To this day the reputation of passive houses suffers from those and the implementation of the "Europe 2020" strategy's aims wears on even though a much higher amount of passive houses could be realised – next to the existing success of more than 10% (Belgium) or 20% (other countries) of newly built single family houses and multi-storey dwellings being passive houses already.
Even though experienced workers deal with these building projects, their training has not yet or rarely included the handling of passive houses.

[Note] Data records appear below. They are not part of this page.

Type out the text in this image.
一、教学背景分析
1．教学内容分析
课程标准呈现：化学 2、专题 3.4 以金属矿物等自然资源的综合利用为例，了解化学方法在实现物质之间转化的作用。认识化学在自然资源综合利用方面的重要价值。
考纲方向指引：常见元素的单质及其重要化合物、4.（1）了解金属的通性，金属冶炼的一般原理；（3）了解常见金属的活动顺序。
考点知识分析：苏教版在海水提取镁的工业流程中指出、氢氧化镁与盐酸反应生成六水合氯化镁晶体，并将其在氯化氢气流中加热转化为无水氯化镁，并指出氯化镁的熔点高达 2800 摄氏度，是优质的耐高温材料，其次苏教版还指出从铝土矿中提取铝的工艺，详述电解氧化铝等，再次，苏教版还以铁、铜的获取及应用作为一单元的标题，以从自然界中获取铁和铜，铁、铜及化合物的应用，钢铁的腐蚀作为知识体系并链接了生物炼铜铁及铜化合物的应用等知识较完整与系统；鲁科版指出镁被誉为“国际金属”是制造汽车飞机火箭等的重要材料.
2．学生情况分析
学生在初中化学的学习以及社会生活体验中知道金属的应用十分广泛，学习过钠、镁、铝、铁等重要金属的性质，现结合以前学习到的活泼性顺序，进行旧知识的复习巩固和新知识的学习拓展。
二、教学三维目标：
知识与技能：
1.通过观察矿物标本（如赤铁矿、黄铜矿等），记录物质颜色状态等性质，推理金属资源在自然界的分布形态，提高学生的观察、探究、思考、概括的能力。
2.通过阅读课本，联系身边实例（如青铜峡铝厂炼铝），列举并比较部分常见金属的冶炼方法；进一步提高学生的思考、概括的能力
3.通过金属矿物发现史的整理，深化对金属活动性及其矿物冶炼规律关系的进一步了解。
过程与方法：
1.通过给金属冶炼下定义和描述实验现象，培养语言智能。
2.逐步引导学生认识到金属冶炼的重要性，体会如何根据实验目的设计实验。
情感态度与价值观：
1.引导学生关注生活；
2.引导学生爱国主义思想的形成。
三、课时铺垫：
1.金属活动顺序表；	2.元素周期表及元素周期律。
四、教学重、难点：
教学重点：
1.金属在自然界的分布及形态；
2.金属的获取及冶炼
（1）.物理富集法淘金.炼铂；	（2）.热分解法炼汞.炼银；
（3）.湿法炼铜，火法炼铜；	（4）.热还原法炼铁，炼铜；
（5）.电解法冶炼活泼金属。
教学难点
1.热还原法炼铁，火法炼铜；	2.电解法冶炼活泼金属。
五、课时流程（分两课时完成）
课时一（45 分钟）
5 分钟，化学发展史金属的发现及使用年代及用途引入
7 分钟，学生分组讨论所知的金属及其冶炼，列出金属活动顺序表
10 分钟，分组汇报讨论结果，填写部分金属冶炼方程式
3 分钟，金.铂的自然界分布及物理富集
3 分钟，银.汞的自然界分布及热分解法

Additionally up to 20% of 11 million people being directly employed in the European construction sector are migrants (within or outside the EU). Especially the skills of older workers' are outdated and the existing training infrastructure in their home country is not sufficient to retrain them. There is also a problem with the school-to-work transition. After the collapse of the planned economy, most vocational training schools dependent on or attached to large state companies disappeared. Nowadays many young workers enter the labour market without the necessary skills, which puts them in a disadvantaged position. Research* has identified:
• Most European countries will experience at least a slight shortage of building workers by 2020. However the need for training of the current workforce is much stronger than the estimated need for additional number of workers. This highlights the importance of continuing education for the current workforce.
• The EU building sector mostly experiences skills gaps (i.e. vacancies filled/ jobs done with incomplete skills set) rather than skills shortages (i.e. vacancies not filled/ jobs not done due to the lack of people with at least some knowledge, skills and competences). There is an urgent need to up-skill existing workforce, not to re-train it.
• Carpenters and joiners, bricklayers and stonemasons and building electricians are the most frequently mentioned occupations identified as requiring additional training. These occupations are also those with the highest numbers of workers requiring additional training and those with the highest demand expected in the labour market. Thus the training needs of these occupations are important to address
• However, the national status quo reports also identify specific skills needs for other occupations. Many reports point to the importance of transferable and cross-trade knowledge and skills related to the energy performance of buildings.
• The current qualification courses and schemes required for the energy performance of buildings, as well as the training and accreditation structures for carrying out these courses are not satisfactory and are underdeveloped even in countries with highly favourable conditions for adult learning.